The Trinity Study4%Study that popularized the '4% rule' originally proposed by William Bengen.
Retirement Researcher3.94% (US)Historical SWR by investment allocation and country.
Mad Fientist3.5% - 5.5%Adaptive SWR for early retirees (longer than 30 years), depending on market valuations.
Financial Samurai0.5%Government bond only portfolio in a low interest rate environment.

ROI Assumptions

The default return assumption for this calculator is 6.11%. This is based off the inflation-adjusted historic return of the S&P 500 index adjusted downward by a 15% capital gains tax rate and a 0.03% expense ratio.

Feel free to adjust the sliders in the assumptions accordion.

  • Changing the SWR slider changes how much wealth you'll need to accumulate to reach financial independence.
  • Changing the ROI slider affects the how much every dollar you spend increases the amount of time required to reach that wealth goal.


Clearly, many things are worth their cost. That's for you to decide. You may or may not be tempted by the 40 seconds of financial independence you gain by picking up a penny off the ground and investing it, or from the 16 minutes and 50 seconds you get from doing the same with a quarter. Either way, hopefully now when you decide to part with your hard-earned money, you'll have a better idea of what you're giving up!

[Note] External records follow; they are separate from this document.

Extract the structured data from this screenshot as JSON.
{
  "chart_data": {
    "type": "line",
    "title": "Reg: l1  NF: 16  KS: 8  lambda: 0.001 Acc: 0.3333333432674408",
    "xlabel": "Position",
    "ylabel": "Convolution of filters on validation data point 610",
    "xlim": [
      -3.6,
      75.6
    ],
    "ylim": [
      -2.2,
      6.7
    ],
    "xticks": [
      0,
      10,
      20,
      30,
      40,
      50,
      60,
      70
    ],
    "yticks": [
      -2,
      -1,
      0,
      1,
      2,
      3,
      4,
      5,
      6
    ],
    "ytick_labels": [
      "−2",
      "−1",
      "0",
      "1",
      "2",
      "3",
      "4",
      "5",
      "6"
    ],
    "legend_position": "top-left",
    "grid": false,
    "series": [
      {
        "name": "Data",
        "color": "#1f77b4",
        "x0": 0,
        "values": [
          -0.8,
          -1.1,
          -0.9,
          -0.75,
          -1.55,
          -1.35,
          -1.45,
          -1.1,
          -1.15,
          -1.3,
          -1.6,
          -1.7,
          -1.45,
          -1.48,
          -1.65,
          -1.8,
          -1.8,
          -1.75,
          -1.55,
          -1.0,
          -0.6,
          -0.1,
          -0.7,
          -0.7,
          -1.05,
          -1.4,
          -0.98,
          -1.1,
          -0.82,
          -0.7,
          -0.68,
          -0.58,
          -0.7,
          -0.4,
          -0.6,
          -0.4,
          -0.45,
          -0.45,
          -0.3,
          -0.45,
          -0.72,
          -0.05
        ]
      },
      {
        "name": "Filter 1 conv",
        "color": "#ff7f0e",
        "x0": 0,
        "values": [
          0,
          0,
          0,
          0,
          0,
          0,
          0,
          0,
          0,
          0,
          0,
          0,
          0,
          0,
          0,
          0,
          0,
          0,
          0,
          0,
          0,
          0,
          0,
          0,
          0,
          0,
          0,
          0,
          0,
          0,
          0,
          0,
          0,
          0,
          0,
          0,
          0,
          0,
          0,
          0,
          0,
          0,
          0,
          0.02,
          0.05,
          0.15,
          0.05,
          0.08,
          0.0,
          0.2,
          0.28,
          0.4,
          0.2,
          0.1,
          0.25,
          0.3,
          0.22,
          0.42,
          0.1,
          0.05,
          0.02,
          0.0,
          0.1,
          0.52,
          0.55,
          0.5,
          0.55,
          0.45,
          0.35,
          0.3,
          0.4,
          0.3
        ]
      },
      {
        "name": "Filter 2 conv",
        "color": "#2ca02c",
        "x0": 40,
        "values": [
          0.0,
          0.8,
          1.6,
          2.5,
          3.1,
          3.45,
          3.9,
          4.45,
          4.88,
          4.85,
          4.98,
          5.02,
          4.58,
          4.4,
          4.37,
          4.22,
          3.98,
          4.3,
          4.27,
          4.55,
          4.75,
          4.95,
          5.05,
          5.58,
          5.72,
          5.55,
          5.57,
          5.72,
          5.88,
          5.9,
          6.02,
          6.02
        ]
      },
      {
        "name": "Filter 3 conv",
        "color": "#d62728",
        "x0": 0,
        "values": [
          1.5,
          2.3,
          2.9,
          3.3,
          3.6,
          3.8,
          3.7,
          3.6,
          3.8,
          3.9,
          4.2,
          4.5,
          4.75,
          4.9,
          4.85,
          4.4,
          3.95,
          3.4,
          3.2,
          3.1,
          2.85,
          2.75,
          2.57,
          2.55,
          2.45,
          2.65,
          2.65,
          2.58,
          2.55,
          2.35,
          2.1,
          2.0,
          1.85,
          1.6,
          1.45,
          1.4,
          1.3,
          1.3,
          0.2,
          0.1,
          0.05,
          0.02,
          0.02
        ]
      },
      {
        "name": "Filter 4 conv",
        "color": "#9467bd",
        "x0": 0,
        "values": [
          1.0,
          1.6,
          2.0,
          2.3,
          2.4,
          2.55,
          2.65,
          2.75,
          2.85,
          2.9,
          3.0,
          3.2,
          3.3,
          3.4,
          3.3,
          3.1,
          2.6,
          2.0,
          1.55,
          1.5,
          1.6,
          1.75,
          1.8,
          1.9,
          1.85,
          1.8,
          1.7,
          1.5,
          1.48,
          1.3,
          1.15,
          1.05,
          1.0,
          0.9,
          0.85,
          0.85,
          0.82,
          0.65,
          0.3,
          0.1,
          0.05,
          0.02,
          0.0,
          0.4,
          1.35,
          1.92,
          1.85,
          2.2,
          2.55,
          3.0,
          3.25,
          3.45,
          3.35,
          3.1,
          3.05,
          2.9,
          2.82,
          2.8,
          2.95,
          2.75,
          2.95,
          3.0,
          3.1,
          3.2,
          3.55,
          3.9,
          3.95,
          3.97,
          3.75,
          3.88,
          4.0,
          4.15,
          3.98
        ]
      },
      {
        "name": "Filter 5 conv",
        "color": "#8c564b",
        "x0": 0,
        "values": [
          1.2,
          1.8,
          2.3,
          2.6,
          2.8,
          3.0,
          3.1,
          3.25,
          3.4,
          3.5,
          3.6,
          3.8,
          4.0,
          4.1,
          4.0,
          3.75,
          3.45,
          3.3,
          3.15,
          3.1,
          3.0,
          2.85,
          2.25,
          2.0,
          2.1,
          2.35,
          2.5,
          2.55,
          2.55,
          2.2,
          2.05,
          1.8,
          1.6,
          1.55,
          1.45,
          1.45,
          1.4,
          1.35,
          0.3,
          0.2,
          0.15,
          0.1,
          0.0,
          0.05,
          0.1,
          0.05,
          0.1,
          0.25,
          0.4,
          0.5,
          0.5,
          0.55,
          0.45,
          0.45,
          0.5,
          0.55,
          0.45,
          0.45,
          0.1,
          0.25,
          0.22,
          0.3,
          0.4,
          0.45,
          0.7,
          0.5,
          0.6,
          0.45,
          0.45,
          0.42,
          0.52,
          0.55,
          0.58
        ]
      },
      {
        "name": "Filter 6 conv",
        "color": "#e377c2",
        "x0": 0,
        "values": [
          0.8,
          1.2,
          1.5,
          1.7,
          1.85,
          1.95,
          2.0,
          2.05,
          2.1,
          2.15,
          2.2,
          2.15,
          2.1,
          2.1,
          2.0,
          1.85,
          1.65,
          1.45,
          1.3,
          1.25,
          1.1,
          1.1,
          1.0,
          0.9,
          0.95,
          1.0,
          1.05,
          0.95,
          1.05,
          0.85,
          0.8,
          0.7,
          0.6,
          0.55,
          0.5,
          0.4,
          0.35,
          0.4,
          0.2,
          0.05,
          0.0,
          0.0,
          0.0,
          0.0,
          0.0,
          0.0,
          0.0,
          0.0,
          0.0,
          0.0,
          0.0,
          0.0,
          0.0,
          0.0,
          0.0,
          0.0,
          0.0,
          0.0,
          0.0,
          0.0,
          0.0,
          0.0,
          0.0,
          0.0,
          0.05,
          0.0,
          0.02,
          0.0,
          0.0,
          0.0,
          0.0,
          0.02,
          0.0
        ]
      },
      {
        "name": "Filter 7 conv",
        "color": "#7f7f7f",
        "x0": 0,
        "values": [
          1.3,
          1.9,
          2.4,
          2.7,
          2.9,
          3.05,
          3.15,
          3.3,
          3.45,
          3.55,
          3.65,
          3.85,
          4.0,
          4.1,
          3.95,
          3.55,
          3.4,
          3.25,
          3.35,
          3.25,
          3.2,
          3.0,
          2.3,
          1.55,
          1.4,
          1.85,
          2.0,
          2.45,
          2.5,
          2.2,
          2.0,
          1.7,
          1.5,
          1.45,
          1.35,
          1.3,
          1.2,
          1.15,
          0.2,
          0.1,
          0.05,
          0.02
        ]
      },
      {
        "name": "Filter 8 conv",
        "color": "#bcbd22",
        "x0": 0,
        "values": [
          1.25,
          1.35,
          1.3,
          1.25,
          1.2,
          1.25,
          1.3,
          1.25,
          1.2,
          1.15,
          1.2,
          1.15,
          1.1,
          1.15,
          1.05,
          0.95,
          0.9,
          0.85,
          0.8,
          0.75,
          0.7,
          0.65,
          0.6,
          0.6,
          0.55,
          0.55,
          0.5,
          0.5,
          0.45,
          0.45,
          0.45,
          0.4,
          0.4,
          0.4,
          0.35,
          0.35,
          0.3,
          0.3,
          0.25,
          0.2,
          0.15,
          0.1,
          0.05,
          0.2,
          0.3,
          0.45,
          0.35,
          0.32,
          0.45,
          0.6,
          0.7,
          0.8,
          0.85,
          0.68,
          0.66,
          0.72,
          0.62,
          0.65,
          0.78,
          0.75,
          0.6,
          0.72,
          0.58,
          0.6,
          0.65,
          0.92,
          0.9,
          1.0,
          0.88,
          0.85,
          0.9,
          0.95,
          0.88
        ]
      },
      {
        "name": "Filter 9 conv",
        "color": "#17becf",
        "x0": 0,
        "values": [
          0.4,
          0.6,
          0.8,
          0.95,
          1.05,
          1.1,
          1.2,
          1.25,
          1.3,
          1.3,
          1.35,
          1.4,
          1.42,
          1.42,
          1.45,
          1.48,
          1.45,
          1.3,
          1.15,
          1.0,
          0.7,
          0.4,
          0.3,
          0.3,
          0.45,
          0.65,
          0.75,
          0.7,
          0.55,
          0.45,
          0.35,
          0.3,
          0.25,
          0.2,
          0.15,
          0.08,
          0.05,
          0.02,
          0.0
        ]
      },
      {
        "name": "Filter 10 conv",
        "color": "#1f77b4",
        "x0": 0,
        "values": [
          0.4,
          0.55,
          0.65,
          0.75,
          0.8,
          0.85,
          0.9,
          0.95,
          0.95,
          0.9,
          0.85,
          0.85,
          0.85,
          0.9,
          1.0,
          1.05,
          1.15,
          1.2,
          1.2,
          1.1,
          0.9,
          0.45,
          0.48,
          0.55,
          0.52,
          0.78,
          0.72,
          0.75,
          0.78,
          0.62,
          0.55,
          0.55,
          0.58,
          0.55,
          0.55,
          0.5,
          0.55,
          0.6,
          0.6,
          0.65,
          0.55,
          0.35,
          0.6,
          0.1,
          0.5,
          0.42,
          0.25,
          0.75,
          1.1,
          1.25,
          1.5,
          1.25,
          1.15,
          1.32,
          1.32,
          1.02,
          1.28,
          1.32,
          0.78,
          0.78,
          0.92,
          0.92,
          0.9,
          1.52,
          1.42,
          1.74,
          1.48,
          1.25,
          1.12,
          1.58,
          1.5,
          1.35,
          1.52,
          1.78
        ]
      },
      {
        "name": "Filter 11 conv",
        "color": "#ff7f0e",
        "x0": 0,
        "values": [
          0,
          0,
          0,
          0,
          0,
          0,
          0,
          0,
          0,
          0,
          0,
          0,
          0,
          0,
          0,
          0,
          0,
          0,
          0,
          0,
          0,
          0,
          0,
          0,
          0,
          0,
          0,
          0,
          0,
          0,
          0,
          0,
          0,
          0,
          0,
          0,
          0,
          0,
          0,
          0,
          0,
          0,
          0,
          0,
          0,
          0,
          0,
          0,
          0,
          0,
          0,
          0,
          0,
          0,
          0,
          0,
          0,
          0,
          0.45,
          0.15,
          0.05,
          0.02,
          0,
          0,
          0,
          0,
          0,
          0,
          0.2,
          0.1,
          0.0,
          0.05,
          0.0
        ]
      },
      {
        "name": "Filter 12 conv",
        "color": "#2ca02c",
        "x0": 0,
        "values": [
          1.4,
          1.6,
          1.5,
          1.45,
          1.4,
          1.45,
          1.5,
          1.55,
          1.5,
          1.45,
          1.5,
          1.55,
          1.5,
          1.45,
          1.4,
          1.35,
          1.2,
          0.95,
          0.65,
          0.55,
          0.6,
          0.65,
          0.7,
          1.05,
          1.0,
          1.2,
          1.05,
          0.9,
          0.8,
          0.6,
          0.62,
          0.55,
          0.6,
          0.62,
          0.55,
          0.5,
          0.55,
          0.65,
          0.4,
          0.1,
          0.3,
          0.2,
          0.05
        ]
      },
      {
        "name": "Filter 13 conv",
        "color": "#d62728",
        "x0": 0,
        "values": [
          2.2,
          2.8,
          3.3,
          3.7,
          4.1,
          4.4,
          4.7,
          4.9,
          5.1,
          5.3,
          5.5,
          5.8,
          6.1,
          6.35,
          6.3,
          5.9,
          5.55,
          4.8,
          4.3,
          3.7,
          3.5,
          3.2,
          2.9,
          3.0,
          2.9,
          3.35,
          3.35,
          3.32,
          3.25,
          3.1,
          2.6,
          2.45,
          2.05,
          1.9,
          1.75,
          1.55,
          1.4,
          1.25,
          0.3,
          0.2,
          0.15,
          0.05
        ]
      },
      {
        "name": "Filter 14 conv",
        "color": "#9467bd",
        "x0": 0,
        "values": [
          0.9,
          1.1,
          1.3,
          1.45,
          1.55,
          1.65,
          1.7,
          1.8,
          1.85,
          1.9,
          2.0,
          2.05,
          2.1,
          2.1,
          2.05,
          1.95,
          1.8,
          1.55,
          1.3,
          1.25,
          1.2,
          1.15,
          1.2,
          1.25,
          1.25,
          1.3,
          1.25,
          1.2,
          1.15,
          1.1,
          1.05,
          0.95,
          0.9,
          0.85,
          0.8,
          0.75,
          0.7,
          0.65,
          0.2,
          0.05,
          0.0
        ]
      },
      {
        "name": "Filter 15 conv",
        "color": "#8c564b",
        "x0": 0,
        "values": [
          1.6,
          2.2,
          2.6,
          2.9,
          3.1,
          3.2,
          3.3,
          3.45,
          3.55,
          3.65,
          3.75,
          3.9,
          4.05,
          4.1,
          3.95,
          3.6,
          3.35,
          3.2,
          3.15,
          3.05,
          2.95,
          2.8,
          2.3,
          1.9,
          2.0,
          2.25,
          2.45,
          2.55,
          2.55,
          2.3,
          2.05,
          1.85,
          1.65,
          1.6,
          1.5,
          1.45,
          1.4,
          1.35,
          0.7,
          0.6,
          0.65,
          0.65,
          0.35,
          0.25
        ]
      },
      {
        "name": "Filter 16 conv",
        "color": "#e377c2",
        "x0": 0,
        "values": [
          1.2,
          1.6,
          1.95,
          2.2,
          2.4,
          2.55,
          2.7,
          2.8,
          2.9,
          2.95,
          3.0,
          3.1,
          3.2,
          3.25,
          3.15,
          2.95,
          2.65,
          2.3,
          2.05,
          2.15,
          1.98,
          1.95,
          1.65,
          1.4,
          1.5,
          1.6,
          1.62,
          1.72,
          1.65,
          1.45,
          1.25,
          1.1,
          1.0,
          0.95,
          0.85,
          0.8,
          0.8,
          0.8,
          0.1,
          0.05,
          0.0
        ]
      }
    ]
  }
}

  1. Late one night in New Hampshire I just got off of a flight from Denver and was starving. I busted into the closest McDonald's I could find and boldly declared "Two Hot 'n Spicys, please!". The very Bostonian man behind the counter looked up at me, perplexed, and said "Two what?". "Hot n Spicys?" I said, much less confidently. I looked up at the menu and to my horror, in the place of the Hot n' Spicy on the Dollar Menu was just the word "McChicken". "Ummm... two McChickens". So I ate the two bland chicken sandwiches.. meh. I learned later that the Hot n’ Spicy McChicken is a regional delicacy those who don't live in certain parts of the south and southwestern United States will have to travel to appreciate. This is what you're missing out on.